Erupting novae occur when a white dwarf star is in a binary system with another "normal" star (like a main sequence, subgiant, or red giant star), and they orbit closely enough that the white dwarf sucks off mass from the companion star (a process called accretion). This creates a dense, but shallow, envelope of hydrogen around the white dwarf, which is heated by the white dwarf and eventually reaches a high enough temperature to ignite fusion. This blasts that outer shell out into space, vastly increasing the brightness.

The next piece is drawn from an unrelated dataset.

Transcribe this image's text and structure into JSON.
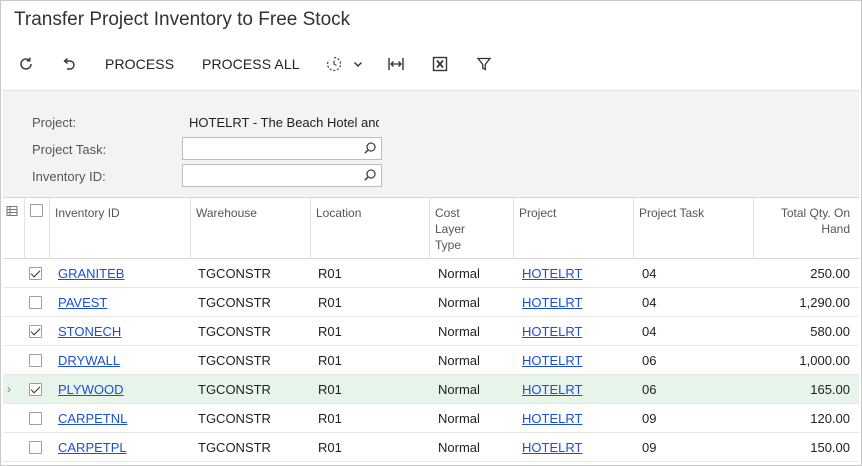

This change in brightness typically fades over weeks or months, but in the case of this nova, it tends to drop a magnitude roughly every day. So we caught it just in time! The fact that this one erupts every year is unusual -- that's a rather short timespan among novae.
[ Update ]
Using Brian Sheets' scope, I imaged the nova for two more nights to watch it dim. I took fewer frames on the subsequent nights so as not to monopolize telescope time (and I didn't need a whole lot of them to see the nova), so the other two nights' images are noisier. Here's the comparison image I made:
I wound up not being able to submit my results because I used a luminance filter instead of a clear filter, and a luminance filter isn't an option on the AAVSO data submission website. So next time, I'll be sure to use clear! (He has a clear filter in his filter wheel loadout). I don't have a clear filter because I need the UV/IR blocking of a luminance filter to keep my stars from bloating with my refractor, but if I get to take data myself at some point, I'll use my reflector, which shouldn't have that issue. So I'll just image #nofilter.
This was really cool! I went ahead and bought a 1.25" filter wheel carousel for my Starlight Xpress filter wheel so that I can load my Johnson-Cousins photometric filters in it -- I have an incomplete set, missing the UV filter (potentially -- there's one filter I got with several from a former fellow astro club member that I haven't quite figured out what it is), but I have the IR, R, V (visible), and B filters. so I can do photometry! I haven't had time to learn the software yet, but Dr. Kafka sent me some info, and I've got several people I can ask. I also need to do some camera sensor characterization.
Can't wait for more! Especially now that I have a semi-permanent setup, I won't necessarily feel like I'm "wasting" clear sky time, especially since I get far more clear nights here in California than I did in the midwest.